Movie Reviews
Die Hard 4.0
Directed by: Len Wiseman
Genre: Action
Running time: 130 mins
3 stars
Reviewed: 28 August 2007
Master of being in the wrong place, wrong time, Jack
McCLane (Bruce Willis), just happens to be the nearest senior detective in the vicinity of a hacker the FBI wants brought in for questioning, following a hack into their high-security cyber-terrorism unit. McCLane is nearby, because in his spare time he’s taken to stalking his college-student daughter, putting the brakes on her love life by popping up in car parks at inappropriate times and embarrassing her into disowning him.
McCLane arrives to collect the hacker, Matthew Farrell (Justin Long), only to walk into a shootout, as a whole lot of bad guys try to dispatch Farrell to that great mainframe in the sky. So of course, our hero steps in, saves Farrell and heads to Washington with his young charge in tow, amid a backdrop of ever-increasing technology malfunctions, perpetrated by suave uber-baddie, Thomas Gabriel (Timothy Olyphant). Deep down, Gabriel’s not really a bad guy, it turns out, despite his psychopathic willingness to murder every minion he no longer has a use for. He’s doing this to prove that the US’s entire computer infrastructure is vulnerable, and helping himself to a few squillion dollars in the process, as compensation for his trouble.
The Die Hard movies made their name with a tough hero who lets nothing get in the way of saving his family. His daughter Lucy (May Elizabeth Winstead), is the family member in peril this time around, when Gabriel kidnaps her, in order to force McClane to back off. And as per the formula, nothing gets in McClane’s way — not even the laws of physics — on his shoot-em-up, blow-em-up, car-crashing, truck-destroying, freeway-mangling way to saving the world.

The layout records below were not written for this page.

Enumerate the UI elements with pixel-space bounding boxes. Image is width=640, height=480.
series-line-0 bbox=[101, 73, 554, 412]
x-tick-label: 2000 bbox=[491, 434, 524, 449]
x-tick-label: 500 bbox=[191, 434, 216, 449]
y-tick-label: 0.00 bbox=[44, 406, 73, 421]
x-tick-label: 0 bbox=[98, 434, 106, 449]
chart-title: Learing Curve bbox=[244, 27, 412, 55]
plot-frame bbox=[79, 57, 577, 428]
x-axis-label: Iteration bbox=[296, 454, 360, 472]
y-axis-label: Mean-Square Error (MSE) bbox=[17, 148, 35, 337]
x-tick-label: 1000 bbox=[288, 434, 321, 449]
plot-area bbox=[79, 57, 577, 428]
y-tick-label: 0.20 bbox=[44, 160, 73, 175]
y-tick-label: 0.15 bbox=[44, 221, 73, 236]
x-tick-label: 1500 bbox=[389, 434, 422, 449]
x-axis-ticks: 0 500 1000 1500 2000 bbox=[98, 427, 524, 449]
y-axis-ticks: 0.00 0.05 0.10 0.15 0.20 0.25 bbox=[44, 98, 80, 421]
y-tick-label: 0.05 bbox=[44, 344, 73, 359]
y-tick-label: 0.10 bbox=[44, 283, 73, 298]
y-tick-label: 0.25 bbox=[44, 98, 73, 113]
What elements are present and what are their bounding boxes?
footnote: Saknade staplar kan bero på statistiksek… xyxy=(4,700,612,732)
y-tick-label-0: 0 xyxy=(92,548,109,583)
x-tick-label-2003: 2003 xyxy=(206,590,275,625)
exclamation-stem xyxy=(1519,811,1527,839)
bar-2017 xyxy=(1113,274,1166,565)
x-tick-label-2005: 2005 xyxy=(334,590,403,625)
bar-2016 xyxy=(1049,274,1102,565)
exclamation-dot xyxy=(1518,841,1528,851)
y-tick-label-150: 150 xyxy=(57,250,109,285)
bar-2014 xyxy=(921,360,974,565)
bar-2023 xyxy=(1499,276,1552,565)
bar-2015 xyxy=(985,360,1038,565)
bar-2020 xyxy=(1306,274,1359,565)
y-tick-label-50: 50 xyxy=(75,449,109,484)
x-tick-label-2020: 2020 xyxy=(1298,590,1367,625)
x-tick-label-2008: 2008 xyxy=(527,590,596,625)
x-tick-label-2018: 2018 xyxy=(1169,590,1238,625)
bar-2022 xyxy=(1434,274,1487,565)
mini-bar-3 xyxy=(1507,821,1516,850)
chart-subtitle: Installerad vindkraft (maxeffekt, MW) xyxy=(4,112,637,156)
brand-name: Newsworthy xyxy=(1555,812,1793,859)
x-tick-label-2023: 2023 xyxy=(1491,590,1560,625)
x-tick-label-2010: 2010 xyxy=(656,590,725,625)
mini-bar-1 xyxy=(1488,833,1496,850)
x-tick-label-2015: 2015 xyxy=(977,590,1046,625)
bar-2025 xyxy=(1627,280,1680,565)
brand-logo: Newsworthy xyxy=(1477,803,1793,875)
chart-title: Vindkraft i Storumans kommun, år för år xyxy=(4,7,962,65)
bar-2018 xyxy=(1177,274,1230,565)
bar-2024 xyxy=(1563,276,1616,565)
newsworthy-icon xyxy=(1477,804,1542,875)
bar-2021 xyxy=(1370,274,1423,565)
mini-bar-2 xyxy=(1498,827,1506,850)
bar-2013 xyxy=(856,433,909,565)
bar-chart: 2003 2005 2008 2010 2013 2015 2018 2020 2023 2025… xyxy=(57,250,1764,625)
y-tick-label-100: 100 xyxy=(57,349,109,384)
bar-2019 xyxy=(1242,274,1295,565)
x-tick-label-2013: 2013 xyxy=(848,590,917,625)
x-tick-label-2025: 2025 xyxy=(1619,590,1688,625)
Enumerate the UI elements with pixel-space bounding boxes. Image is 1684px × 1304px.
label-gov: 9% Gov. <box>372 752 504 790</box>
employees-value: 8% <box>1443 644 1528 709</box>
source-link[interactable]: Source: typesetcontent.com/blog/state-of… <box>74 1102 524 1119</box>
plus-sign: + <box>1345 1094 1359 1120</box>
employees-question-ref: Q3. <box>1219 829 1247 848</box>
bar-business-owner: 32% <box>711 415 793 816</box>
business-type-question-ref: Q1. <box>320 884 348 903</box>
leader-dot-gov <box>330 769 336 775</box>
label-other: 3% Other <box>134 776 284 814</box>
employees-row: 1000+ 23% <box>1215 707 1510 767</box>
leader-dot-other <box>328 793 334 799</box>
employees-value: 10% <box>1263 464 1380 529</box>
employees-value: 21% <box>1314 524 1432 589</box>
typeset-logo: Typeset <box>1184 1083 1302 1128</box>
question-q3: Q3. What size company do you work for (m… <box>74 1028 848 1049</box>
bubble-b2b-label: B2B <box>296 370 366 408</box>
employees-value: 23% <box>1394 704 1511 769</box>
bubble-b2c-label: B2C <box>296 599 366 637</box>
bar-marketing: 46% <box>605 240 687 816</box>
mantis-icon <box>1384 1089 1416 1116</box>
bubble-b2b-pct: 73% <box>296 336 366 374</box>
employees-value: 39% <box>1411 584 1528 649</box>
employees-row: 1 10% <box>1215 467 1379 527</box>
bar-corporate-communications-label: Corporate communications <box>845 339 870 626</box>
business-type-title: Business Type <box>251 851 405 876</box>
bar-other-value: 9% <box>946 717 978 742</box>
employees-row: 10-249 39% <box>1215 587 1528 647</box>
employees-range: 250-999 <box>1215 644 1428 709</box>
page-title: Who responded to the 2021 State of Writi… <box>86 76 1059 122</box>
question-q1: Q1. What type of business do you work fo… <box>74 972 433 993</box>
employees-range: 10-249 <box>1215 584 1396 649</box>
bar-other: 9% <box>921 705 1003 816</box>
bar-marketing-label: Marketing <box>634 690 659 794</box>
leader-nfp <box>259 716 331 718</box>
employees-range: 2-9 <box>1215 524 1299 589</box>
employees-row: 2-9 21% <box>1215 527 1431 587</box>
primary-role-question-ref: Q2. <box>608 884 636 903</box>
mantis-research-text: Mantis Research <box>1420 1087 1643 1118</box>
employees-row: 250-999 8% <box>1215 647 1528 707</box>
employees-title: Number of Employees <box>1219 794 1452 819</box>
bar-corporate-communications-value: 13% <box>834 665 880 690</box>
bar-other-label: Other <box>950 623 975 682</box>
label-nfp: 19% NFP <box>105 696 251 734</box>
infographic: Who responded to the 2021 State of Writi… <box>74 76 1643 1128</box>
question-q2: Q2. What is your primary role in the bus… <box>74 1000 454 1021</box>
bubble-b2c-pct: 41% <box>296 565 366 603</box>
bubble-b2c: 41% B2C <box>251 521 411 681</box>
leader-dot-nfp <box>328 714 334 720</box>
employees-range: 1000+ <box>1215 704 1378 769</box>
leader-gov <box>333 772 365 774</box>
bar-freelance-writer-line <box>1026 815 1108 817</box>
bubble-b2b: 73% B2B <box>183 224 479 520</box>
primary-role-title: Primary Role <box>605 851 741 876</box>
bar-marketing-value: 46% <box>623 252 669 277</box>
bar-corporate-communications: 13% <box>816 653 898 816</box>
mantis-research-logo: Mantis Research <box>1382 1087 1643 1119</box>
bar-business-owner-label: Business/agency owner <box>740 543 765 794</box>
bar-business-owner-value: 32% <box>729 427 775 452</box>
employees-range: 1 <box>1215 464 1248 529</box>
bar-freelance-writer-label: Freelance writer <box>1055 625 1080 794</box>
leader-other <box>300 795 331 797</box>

The stunts in this film are spectacular to the point of absurdity. The plot is really there just give the special effects guys something to hang their stunts on. The bad guy, is, like all Die Hard baddies, ruthless and rather cute in homicidal maniac sort of way. The addition to Mac-commercial hero Long as Farrell (typecasting much?) adds a cutie for the next generation to relate to, and everybody is going to make bucket loads of cash from a tried and true formula.
Die Hard 4.0 is a bit of a guilty pleasure and requires nothing more of the audience than they sit back and enjoy the ride.